L’IMPORTANZA CRESCENTE DELLE MATERIE PRIME CRITICHE
Per favorire la transizione ecologica, nei prossimi anni si prevede un aumento esponenziale della domanda di materie prime critiche, di fondamentale importanza per l’industria europea, ma esposte a un rischio più elevato di approvvigionamento, anche a causa del difficile scenario geopolitico. Lo sviluppo di filiere per il recupero di materie prime critiche e strategiche è fondamentale per contribuire a garantire la sicurezza nell’accesso alle risorse: gli impianti rinnovabili (fotovoltaici, eolici e i sistemi di accumulo ad essi associati) che nei prossimi anni andranno adecommissioning (circa 400 mila tonnellate di rifiuti provenienti solo dal fotovoltaico al 2035), rappresentano una vera e propria miniera urbana.
Da questo punto di vista il corretto riciclo dei RAEE può rappresentare un’opportunità per ridurre la dipendenza da Paesi terzi. Tuttavia, nel 2023, la raccolta nazionale complessiva dei RAEE proveniente dai nuclei domestici si è attestata a circa 349mila tonnellate, in calo del 3,1% rispetto al 2022. I livelli di raccolta, pari a circa 6 kg per abitante, sono ancora lontani dagli obiettivi stabiliti dall’Europa (12 kg per abitante) e non consentono di incidere sull’economicità del recupero di materie prime critiche. Visto il loro valore strategico e le difficoltà nell’approvvigionamento di tali materiali, appare indispensabile potenziare la raccolta che sembra essere il vero volano di sviluppo della filiera e per garantire gli investimenti necessari alla completa estrazione della catena del valore di tale flusso. Per fare ciò occorre rivedere i meccanismi di finanziamento della raccolta da parte degli schemi di responsabilità estesa del produttore.
La crescente domanda di beni di consumo e la necessità di efficientare l’impiego di risorse e di materiali nella produzione rende evidente l’importanza del riciclo, del recupero e re-impiego di Materie Prime Secondarie (MPS).

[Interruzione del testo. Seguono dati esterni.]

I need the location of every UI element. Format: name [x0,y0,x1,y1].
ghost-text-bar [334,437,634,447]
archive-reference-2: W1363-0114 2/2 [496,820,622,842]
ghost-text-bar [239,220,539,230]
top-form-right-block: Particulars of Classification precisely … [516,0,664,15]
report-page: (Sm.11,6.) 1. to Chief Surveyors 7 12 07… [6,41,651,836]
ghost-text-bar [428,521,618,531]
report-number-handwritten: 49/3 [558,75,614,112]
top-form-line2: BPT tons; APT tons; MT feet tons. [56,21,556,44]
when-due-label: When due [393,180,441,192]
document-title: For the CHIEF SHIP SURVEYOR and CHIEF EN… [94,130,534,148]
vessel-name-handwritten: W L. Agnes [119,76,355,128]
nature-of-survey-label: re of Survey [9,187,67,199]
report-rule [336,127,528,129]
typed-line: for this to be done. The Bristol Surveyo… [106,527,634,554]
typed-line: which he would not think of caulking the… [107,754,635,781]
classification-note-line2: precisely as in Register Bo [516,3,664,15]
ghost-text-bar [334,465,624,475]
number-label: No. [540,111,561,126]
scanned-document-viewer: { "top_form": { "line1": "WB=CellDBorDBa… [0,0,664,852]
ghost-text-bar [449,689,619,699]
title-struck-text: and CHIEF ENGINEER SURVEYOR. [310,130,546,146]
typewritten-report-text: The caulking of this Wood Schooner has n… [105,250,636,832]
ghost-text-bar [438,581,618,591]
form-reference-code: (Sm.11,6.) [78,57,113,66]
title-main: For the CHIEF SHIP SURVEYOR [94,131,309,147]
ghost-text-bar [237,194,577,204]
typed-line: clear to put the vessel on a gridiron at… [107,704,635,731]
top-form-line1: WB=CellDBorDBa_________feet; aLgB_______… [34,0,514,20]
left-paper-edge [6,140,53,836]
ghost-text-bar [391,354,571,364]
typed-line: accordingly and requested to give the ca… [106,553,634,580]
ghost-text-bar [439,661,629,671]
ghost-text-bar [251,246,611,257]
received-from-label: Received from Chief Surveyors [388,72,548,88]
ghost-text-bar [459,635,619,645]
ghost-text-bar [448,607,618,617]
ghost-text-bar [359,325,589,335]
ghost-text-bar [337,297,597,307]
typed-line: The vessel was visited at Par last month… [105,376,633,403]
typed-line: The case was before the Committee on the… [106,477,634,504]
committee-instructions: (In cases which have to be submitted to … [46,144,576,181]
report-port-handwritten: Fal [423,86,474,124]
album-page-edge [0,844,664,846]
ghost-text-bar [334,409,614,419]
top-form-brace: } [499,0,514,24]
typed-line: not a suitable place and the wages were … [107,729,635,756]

A tal proposito, Utilitalia ed Enea hanno realizzato un progetto per valutare il risparmio energetico associato all’utilizzo di MPS rispetto alla materia prima vergine: l’analisi LCA, effettuata secondo l’approccio “from cradle to market”, ha dimostrato che l’utilizzo di MPS comporta un vantaggio in termini di efficienza energetica e di riduzione delle emissioni di CO2. La valorizzazione del risparmio energetico e delle emissioni tramite Titoli di Efficienza Energetica Circolare (TEEC) e crediti di carbonio (3C) renderebbe le Materie Prime Secondarie più competitive, incentivando una più efficiente domanda dei materiali e migliorando la raccolta e il riciclo dei rifiuti. Stimolando la creazione di un mercato adeguato delle MPS e valorizzando i benefici ambientali, questo meccanismo potrebbe, inoltre, favorire l’infrastrutturazione industriale, spingendo le imprese verso modelli di approvvigionamento virtuosi.